% Generated by roxygen2: do not edit by hand
% Please edit documentation in R/impute_missing.R
\name{impute_missing}
\alias{impute_missing}
\title{Replace Missing Values}
\usage{
impute_missing(
  data,
  method = list(dplyr::where(is.numeric) ~ "mean", dplyr::where(is.character) ~ "mode",
    dplyr::where(is.factor) ~ "mode"),
  filter_by = NULL,
  drop_all_na = FALSE,
  verbose = TRUE
)
}
\arguments{
\item{data}{A data frame.
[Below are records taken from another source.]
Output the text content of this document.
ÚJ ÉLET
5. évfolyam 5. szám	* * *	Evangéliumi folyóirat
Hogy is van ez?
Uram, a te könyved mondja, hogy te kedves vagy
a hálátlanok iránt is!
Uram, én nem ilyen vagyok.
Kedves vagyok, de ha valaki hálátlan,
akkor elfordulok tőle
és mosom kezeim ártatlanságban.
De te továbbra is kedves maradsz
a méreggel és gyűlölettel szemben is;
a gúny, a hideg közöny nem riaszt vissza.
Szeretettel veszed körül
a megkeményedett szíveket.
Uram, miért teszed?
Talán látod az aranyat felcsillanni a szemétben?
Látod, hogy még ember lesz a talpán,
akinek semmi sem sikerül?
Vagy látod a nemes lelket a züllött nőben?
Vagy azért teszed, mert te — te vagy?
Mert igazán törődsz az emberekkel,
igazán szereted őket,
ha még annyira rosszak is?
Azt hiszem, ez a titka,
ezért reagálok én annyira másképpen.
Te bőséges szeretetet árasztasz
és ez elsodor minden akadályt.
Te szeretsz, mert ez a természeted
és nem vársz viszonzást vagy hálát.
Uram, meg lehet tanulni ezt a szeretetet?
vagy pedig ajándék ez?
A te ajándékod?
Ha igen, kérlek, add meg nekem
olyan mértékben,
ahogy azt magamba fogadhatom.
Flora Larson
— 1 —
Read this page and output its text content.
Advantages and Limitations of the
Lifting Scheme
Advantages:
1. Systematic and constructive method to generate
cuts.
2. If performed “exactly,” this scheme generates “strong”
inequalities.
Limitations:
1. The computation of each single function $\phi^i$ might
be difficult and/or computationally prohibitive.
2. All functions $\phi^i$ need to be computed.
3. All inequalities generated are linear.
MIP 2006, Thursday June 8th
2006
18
The dataset in which missing values should be imputed.}

\item{method}{A list of one-sided formulas of the form \verb{<selector> ~ <value>}.
Supported \verb{<value>} options are:
\itemize{
\item \code{"mean"}: replace with the column mean (numeric columns only).
\item \code{"median"}: replace with the column median (numeric columns only).
\item \code{"mode"}: replace with the most frequent value (works for numeric, character, or factor).
\item A numeric constant: replace with that constant (numeric columns).
\item A character constant: replace with that value (character/factor columns).
\item A function: a function \verb{function(col)} that receives the column and returns a single value to be used as replacement for NA.
}
The default is \code{list(dplyr::where(is.numeric) ~ "mean",dplyr::where(is.character) ~ "mode",dplyr::where(is.factor) ~ "mode")}.}

\item{filter_by}{Character vector of column names. If provided, only rows that have \strong{all} specified columns non-NA are kept (applied \emph{before} imputation).}

\item{drop_all_na}{Logical; if \code{TRUE}, rows where \strong{all} columns are \code{NA} are removed \emph{before} imputation.}

\item{verbose}{Logical; if \code{TRUE} (default) print a concise final summary of what was imputed. Set to \code{FALSE} to suppress messages.}
}
\value{
A tibble with missing values replaced according to the provided specifications.
}
\description{
Replace missing values (NA) in a data.frame with a specified value or method (such as mean, median, mode, constant, or custom function),
applying imputation column-wise.
}
\details{
You can remove rows that are entirely \code{NA} before imputation using
\code{drop_all_na}, or filter rows based on specific variables using \code{filter_by}.
\itemize{
\item The \code{method} argument uses \strong{tidyselect} helpers. For example, \code{where(is.numeric()) ~ "median"}
imputes all numeric columns by their medians.
\item \code{"mode"} works for numeric, character and factor columns.
\item When imputing factors with a character constant, the constant is added as a new level if needed.
\item When passing a custom function, it should return at least one value; if multiple values are returned, only the first is used (with a warning).
}
}
\examples{
# Impute all numeric columns by their means:
impute_missing(icu)

# Impute numeric columns by median:
impute_missing(
  icu,
  method = list(where(is.numeric) ~ "median")
)

# Keep only rows where both "vent_mec_no_inv" and "vent_mec" are non-missing:
impute_missing(
  icu,
  filter_by = c("vent_mec_no_inv", "vent_mec")
)
}